Incident Timeline:

DateEvent
March 24, 2019Open ElasticSearch database discovered.
March 24, 2019stepstorecovery.com emailed via their published email address.
March 24, 2019Hosting provider for ElasticSearch database notified.
March 25, 2019Hosting provider confirms server owner has taken down the exposed server.
March 28, 2019A follow email sent to stepstorecovery.com, asking if they intended to notify their impacted users, no reply.
April 15, 2019A follow email sent, no reply.

Summary:

Recently I discovered an improperly secured ElasticSearch database that contained personally identifiable information (PII) related to individuals who had received medical treatment at an addiction treatment center. This data appears to cover patient data from mid 2016 - late 2018, and amounts to roughly 4.9 million rows of data. Following notification, the hosting provider of the database took prompt action to notify the owner of the database, but Steps to Recovery has yet to reply to any inquiries. To the best of my knowledge, the treatment center has not notified their patients regarding this leak of their PII.

Investigation:

While searching Shodan I recently discovered yet another ElasticSearch database that was exposed to the Internet without any form of authentication. Based on a quick review of the data it quickly became apparent that the database contained medical information and PII related to patients of some type of rehab center. Based on the name of the database and additional information in the database it appears this was patient data from Steps to Recovery, an addiction treatment center located in Levittown, PA. I initially notified Steps To Recovery regarding the data leak, but also notified the hosting provider given the sensitivity of the data. To date I have not received any reply from Steps To Recovery, but the hosting provider notified their customer who then promptly took action to disable access to the database. It is unclear if Steps To Recovery took this action, or if someone may have been running this database on their behalf.

The Data:

The ElasticSearch database contained two indexes, roughly 1.45GB in size, containing 4.91 million documents. These are not large numbers, but given the sensitivity of any PII leak I treated  this as an urgent issue.

infcharges   906Mi	2.74M
infpayments  549Mi	2.17M

Data related to multiple distinct patients was observed, though (luckily) it did appear that the number of unique patients was likely far fewer than the number of documents in the database would suggest. As demonstrated by the screenshot below, a single PatientID could have multiple rows of data for different medical procedures. Based on a random sample of 5,000 rows of data from the "infcharges" index, I observed 267 unique patients – or roughly 5.34% were unique. Assuming this trend continues, that would suggest the database contained roughly 146,316 unique patients. To reiterate – it's entirely possible this sample of 5,000 rows of data was not representative of the entire index of data though.

Impact:

A leak of PII related to 146,316 unique patients would be bad on any day. It's particularly bad when it is something as sensitive as a addiction rehab center. Given the stigma that surrounds addiction this is almost certainly not information the patients want easily accessible.

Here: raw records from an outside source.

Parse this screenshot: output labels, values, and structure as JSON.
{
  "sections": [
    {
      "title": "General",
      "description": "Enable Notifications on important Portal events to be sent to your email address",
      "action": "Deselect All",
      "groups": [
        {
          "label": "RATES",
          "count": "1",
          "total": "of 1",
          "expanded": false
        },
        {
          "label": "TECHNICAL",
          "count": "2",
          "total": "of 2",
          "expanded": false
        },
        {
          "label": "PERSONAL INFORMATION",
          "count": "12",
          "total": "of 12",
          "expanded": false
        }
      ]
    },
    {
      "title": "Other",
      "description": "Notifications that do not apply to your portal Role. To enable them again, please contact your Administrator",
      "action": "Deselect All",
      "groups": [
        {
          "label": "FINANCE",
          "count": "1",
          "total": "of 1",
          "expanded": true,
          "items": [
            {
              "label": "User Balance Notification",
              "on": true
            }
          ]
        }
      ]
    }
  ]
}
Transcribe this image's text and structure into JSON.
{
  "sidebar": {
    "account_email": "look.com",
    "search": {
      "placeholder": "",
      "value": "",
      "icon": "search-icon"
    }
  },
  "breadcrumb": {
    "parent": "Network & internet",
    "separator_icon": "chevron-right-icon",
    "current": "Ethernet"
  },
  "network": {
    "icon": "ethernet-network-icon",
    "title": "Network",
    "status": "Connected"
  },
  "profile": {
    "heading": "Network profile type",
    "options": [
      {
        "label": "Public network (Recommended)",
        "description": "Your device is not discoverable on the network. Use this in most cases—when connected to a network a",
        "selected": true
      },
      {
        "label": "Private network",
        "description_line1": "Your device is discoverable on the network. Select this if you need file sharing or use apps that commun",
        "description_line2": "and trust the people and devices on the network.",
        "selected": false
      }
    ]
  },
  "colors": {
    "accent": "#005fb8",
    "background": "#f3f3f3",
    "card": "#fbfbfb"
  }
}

What could a malicious user do with this data? Based on the patient name it was simple to locate all medical procedures a specific person received, when they received those procedures, how much they were billed, and at which specific facility they received treatment.

That's just the tip of the iceberg though.

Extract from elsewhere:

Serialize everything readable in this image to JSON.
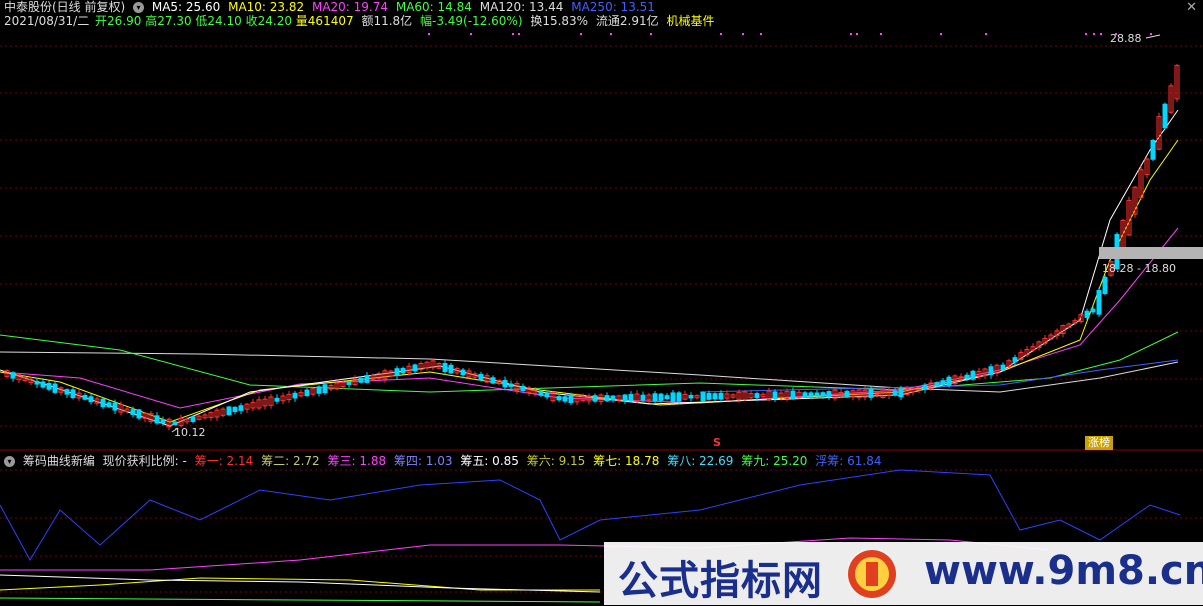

If you search on Google for the patient name and in the example included above "Ohio" where the addiction recovery center was located it becomes trivial to locate more information about this patient.

Sidenote: It's unclear the connection between Steps to Recovery in Levittown, PA and this Ohio Addiction Recovery Center. My best guess is that the patient lived either near Levittown and had visited Ohio, or vice versa. Based on the additional information I was able to easily locate – I can say with confidence the patient almost certainly lives in Ohio.

I've heavily redacted the Google search below – but you can still get a sense for the extent of the information that was immediately located.

This is a creepy Google search.

I did not pay for any of these background reports. I had no interest in going that far.

After briefly reviewing just the freely available information though I could still tell you, with reasonably high confidence, the patient's age, birthdate, address, past addresses, the names of the patient's family members, their political affiliation, potential phone numbers and email addresses.

In conclusion:

Please, please, please secure your data.

I hope that Steps to Recovery will acknowledge this leak of sensitive patient data. I hope they will promptly (it's not prompt any more – it's been a month) notify all of the patients they determine were impacted. I found this data leak purely by accident, but a malicious person could have also found this same data, and potentially used it as part of identity theft.